Each of these drugs has advantages and disadvantages that patients and their physician must weigh before deciding what course of action to take.
The potential for addiction is of great concern to many who are considering using anti-anxiety medications. This is a legitimate cause for apprehension, as some drugs associated with easing anxiety are, indeed, highly addictive. Doctors may be loathe to prescribe benzodiazepines for this very reason. With continued long term use, benzodiazepines have been shown to cause physical dependence, along with the typical drug seeking behaviors associated with addiction.
The longer the patient takes benzodiazepines, the less effect the drugs have.

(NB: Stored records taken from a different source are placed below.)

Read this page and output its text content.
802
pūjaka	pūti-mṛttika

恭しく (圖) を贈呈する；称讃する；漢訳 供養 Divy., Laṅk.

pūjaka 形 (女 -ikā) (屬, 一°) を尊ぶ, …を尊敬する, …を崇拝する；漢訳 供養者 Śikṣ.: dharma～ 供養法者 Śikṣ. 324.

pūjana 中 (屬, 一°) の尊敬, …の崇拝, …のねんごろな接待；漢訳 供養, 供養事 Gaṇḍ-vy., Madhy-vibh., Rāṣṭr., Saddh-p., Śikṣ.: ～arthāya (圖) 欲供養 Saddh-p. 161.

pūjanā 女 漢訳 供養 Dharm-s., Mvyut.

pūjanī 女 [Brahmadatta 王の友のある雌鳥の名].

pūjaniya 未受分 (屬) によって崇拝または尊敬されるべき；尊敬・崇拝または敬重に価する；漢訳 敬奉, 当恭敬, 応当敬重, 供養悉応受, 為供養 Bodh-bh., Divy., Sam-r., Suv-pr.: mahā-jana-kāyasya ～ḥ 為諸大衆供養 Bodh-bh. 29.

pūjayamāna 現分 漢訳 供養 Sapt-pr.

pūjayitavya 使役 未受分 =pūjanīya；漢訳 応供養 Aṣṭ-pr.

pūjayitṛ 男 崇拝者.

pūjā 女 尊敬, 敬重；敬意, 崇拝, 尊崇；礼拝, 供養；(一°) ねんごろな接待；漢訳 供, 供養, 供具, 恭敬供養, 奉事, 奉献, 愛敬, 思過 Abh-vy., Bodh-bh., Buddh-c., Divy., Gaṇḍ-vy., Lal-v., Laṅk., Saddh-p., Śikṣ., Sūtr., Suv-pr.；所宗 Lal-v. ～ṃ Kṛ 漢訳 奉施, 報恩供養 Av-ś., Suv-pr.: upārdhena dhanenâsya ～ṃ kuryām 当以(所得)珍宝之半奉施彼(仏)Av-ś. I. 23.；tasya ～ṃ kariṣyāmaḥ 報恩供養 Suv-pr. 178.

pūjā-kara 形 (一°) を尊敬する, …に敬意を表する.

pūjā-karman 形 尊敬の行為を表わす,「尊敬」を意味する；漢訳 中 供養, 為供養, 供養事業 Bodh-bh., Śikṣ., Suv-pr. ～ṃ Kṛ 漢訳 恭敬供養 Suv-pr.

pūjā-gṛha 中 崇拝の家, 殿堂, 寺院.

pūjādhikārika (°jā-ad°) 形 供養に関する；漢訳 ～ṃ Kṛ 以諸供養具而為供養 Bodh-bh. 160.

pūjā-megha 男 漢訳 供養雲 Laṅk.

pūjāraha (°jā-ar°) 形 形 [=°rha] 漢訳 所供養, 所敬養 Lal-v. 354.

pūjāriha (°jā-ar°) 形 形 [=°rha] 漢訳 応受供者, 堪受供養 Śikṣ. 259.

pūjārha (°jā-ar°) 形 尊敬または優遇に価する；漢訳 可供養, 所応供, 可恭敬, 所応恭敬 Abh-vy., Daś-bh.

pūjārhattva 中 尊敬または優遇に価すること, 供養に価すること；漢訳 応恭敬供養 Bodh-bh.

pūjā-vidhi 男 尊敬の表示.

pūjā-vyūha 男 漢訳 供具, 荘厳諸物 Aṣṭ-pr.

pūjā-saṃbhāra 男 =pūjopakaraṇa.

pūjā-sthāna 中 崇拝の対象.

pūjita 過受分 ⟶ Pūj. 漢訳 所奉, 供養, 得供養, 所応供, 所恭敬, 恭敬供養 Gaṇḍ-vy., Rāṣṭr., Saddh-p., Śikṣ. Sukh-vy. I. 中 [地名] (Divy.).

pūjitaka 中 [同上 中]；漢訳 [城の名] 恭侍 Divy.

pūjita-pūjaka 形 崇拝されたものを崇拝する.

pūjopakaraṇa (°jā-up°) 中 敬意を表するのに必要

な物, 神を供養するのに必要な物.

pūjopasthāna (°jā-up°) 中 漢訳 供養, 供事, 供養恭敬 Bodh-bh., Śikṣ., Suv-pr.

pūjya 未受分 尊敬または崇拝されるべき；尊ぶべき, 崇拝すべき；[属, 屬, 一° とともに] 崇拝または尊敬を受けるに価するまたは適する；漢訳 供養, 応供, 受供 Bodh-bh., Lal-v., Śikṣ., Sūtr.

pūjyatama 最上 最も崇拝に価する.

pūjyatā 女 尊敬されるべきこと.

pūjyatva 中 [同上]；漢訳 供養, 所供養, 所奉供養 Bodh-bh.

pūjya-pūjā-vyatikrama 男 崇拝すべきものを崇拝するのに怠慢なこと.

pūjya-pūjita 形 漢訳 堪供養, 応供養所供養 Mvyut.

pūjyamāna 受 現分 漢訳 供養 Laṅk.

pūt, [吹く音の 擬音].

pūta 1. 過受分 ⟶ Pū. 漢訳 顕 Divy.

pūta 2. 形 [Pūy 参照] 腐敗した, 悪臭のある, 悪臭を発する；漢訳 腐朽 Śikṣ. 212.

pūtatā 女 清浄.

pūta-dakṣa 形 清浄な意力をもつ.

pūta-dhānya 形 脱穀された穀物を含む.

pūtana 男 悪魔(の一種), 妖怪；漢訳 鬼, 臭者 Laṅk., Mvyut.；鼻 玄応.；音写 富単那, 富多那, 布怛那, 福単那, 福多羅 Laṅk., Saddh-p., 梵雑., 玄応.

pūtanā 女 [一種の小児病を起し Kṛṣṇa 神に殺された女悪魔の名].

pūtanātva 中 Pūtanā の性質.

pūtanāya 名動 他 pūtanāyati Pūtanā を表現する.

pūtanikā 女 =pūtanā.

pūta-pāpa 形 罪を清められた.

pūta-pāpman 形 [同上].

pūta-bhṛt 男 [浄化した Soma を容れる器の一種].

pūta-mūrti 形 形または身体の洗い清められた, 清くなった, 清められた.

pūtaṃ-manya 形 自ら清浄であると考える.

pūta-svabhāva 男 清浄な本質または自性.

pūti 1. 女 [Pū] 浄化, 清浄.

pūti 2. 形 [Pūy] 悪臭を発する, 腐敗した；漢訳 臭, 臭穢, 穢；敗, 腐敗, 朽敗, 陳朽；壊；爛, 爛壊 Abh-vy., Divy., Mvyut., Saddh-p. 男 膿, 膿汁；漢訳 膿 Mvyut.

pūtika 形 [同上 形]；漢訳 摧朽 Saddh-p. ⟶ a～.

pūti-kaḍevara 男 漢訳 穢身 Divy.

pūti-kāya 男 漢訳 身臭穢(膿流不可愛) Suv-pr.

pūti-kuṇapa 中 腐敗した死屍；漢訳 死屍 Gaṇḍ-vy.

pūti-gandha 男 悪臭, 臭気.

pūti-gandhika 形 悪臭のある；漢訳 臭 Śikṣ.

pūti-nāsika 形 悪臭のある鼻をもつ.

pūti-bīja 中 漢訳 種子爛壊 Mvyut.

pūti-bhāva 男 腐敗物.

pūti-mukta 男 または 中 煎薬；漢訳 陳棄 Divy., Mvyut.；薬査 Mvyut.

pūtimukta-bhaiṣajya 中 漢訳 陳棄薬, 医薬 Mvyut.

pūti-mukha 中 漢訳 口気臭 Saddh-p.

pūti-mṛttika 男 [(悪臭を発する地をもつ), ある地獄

The American Academy of Family Physicians warns that due to the tendency of patients to develop a tolerance to these drugs, after four to six months of use, they lose their effectiveness.
The inability to perform sexually may itself cause anxiety for some patients, thus the tendency for anti-anxiety drugs to cause sexual dysfunction can outweigh their desirability as a treatment for anxiety.
Selective serotonin reuptake inhibitors, or SSRIs, are antidepressant drugs often prescribed in the treatment of anxiety. Examples of SSRIs include Paxil, Zoloft and Prozac. These drugs have been associated with sexual side effects such as low sex drive, impotence and difficulty in achieving orgasm.
Beta blockers are also sometimes used as anti-anxiety medication. In an article on the website Helpguide.org, Melinda Smith, M.A., and Jeanne Segal, Ph.D., warn that beta blockers can cause a decrease in sex drive.
Patients taking benzodiazepines can experience drowsiness, slurred speech and slow reflexes. These symptoms can occur to such an extent that benzodiazepine use increases the likelihood of traffic accidents, warn Smith and Segal.
Oversedation, to the point where the patient appears drunk and experiences a drug hangover the next day, is a possibility with benzodiazepines. Due to their slow rate of metabolism, these drugs have a tendency to accumulate in the body when used for prolonged periods.
Other anti-anxiety medications, such as beta blockers and buspirone, an anxiety relieving drug that is marketed under the name BuSpar, have also been linked to symptoms of drowsiness and fatigue.